Zertifikatskurse in NRW - Gefahr für das fachliche Niveau?

  • Guten Abend liebe Foristen,
    dies ist mein erster Beitrag und hoffentlich mach‘ ich nichts falsch :)


    Die Situation ist folgende: An meiner Schule herrscht (wie an vielen Schulen) Lehrermangel für das Fach Informatik. Neben mir haben wir noch 2 Kollegen, die studierte Informatiklehrer sind - an einem großen Gymnasium eher wenig.
    Aus diesem Grund wurde vor einiger Zeit einer dieser Zertifikatskurse eingerichtet, mithilfe derer die fachfremden Kollegen die Fakultas für gefragte Fächer, hier Informatik erwerben können.
    Nun schließt eine Kollegin diesen Kurs bald ab. Ich wurde beauftragt, ihr ein bisschen Hilfe zu leisten, sodass sie bald eigenverantwortlichen Informatikunterricht in der Oberstufe durchführen kann.
    Das Problem ist nur: Ich halte ihre Informatikfachkenntnisse für unterirdisch. Ich weiß nicht, was man in diesen Kursen lernt. Fakt ist, dass sie nur über ganz grundlegende Programmierkenntnisse in Java verfügt, ein bisschen Schaltungen, ein bisschen Automatentheorie, alles aber nur super oberflächlich. Kenntnisse über Algorithmen etc. sind de facto nicht vorhanden.
    Ich weiß nicht wirklich, wie sie mit diesem Wissen sogar Leistungskurse(!) unterrichten soll.
    Meine Frage ist nun: Was für Erfahrungen habt Ihr mit diesen Kursen gemacht? Hat die Kollegin einfach einen schlechten Kurs erwischt oder liegt das Problem tiefer? Denkt Ihr, dass das Fachniveau durch solche faktisch fachfremd unterrichtenden Kollegen leidet?
    Gibt es hier evtl. sogar jemanden, der einen Zertifikatskurs gemacht hat und berichten kann?

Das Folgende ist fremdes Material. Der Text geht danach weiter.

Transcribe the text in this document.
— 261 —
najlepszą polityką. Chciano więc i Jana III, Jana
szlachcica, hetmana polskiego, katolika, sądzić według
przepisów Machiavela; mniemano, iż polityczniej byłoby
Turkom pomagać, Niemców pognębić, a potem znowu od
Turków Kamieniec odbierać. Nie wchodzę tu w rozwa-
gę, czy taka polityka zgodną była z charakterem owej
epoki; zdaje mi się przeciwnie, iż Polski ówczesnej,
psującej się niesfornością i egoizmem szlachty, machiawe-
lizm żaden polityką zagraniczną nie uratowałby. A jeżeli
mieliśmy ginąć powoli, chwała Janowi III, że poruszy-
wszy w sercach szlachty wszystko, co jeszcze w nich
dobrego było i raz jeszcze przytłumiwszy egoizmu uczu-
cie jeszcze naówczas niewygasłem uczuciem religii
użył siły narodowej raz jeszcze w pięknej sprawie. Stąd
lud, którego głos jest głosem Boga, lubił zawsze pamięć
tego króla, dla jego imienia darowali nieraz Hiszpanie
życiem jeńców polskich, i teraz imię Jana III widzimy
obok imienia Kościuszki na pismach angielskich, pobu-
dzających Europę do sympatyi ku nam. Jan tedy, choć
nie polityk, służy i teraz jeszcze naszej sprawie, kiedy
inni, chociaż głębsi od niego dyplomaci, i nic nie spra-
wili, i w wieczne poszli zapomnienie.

  • Ich glaube, man muss es differenzierter sehen.


    Es gibt Zertifikatskursteilnehmer, die sich mächtig ins Zeug legen und sich stundenlang mit dem Zeug auseinandersetzen.
    Ich habe mindestens 6 Stunden jede Woche Zusatzaufgaben gemacht und hatte mich nebenbei für etwas Informatik an der FH eingeschrieben. Mein Kurs war hervorragend!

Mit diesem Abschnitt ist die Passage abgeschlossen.